Food allergens can pose a significant health risk to the consumer. The spectrum of food allergens has expanded over the past decade with an increasing popualtion presenting with food intolerance and allergic reaction. Allergens can contaminate food product and the production environment at and any stage from preparation to storage and/or distribution and hence the food chain. This module will examine the classification of allergens in food, the physiological effects of allergens in the body and the spectrum of response, the legislation and control measures that should be taken to protect the consumer, identification of allergens in foods and the development of products formulated with specific dietary requirement.
Classification of Food allergens: List and identify the spectrum of allergens in foods, from the major allergens to the residues assocaied with allergic response.

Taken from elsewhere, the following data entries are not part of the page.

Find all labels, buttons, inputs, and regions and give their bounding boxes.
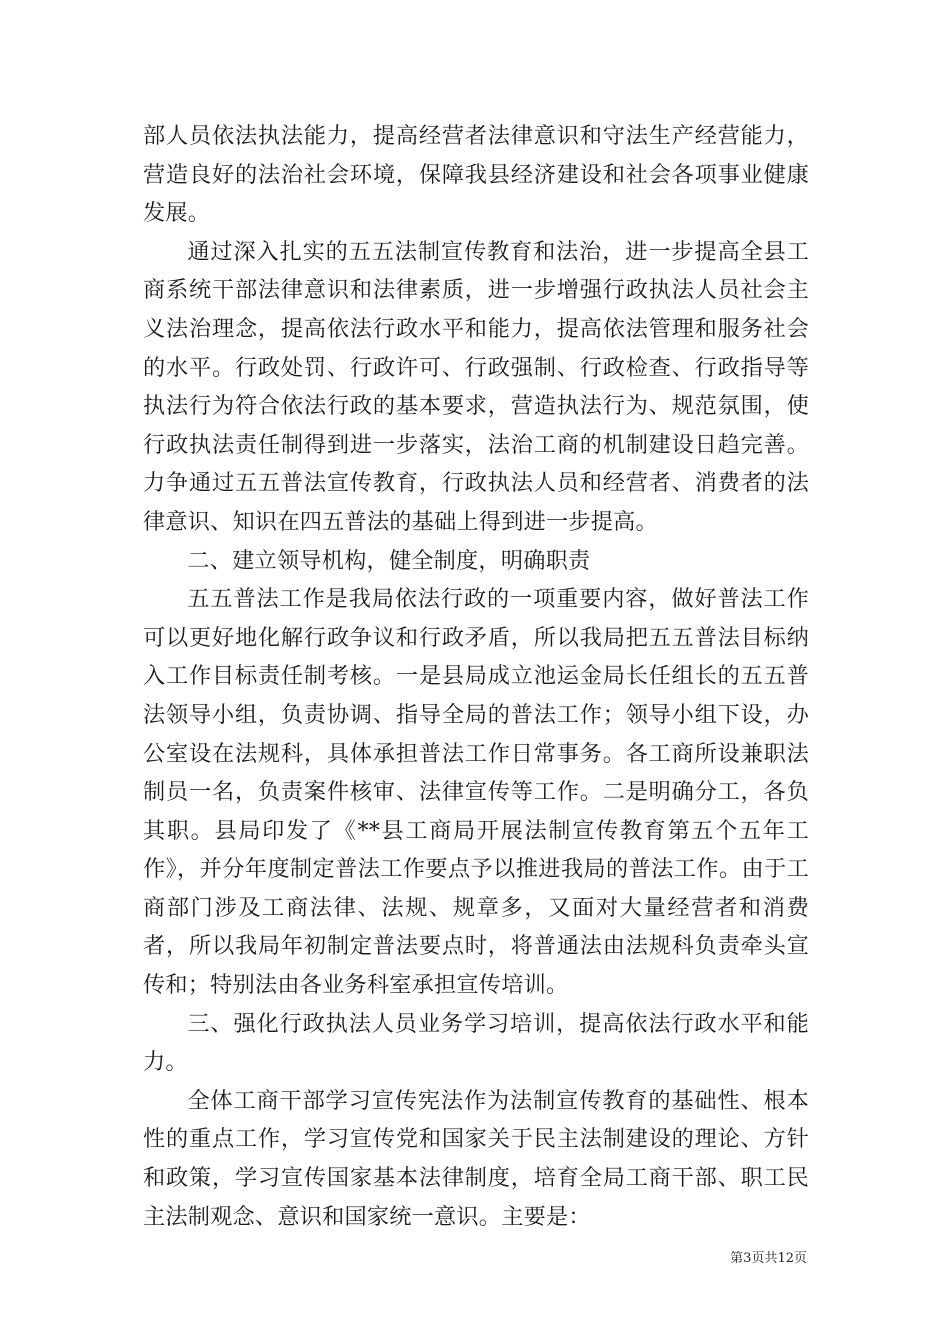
document-body — [143, 117, 809, 1236]
section-heading-2: 二、建立领导机构，健全制度，明确职责 — [187, 547, 591, 574]
paragraph-training: 全体工商干部学习宣传宪法作为法制宣传教育的基础性、根本性的重点工作，学习宣传党和国家关于民主法制建设的理论、方针和政策，学习宣传国家基本法律制度，培育全局工商干部、职工民主法制观念、意识和国家统一意识。主要是： — [143, 1087, 809, 1230]
page-number: 第3页共12页 — [730, 1251, 807, 1266]
section-heading-3: 三、强化行政执法人员业务学习培训，提高依法行政水平和能力。 — [143, 1010, 809, 1076]
paragraph-goals: 通过深入扎实的五五法制宣传教育和法治，进一步提高全县工商系统干部法律意识和法律素质，进一步增强行政执法人员社会主义法治理念，提高依法行政水平和能力，提高依法管理和服务社会的水平。行政处罚、行政许可、行政强制、行政检查、行政指导等执法行为符合依法行政的基本要求，营造执法行为、规范氛围，使行政执法责任制得到进一步落实，法治工商的机制建设日趋完善。力争通过五五普法宣传教育，行政执法人员和经营者、消费者的法律意识、知识在四五普法的基础上得到进一步提高。 — [143, 238, 809, 535]
paragraph-leadership: 五五普法工作是我局依法行政的一项重要内容，做好普法工作可以更好地化解行政争议和行政矛盾，所以我局把五五普法目标纳入工作目标责任制考核。一是县局成立池运金局长任组长的五五普法领导小组，负责协调、指导全局的普法工作；领导小组下设，办公室设在法规科，具体承担普法工作日常事务。各工商所设兼职法制员一名，负责案件核审、法律宣传等工作。二是明确分工，各负其职。县局印发了《**县工商局开展法制宣传教育第五个五年工作》，并分年度制定普法工作要点予以推进我局的普法工作。由于工商部门涉及工商法律、法规、规章多，又面对大量经营者和消费者，所以我局年初制定普法要点时，将普通法由法规科负责牵头宣传和；特别法由各业务科室承担宣传培训。 — [143, 586, 809, 999]
paragraph-continuation: 部人员依法执法能力，提高经营者法律意识和守法生产经营能力，营造良好的法治社会环境，保障我县经济建设和社会各项事业健康发展。 — [143, 123, 809, 227]
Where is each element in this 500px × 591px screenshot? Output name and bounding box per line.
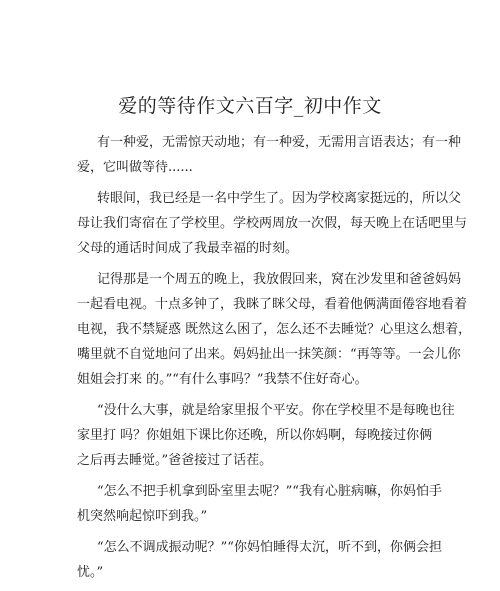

Physiological effects of allergens on the body: Differentiate between low level intolerance to anaphylatic shock. Describe the range of food intolerance and classifiy the allergen directly associated. Recognise the role of allergens in all relevant diseases, identify clinically significant allergens and provide advice on avoidance wherever appropriate
Control of Allergens in the food chain: Detail the regulations, legisation and control measures applicable to food production, preparation and labelling.
Method of detection: Laboratory methods (PCR & rapid detection) of detecting a range of allergens in food and the production environment (dust).
The module will usually be delivered over a semester, to include, lectures, discussion groups and workshops.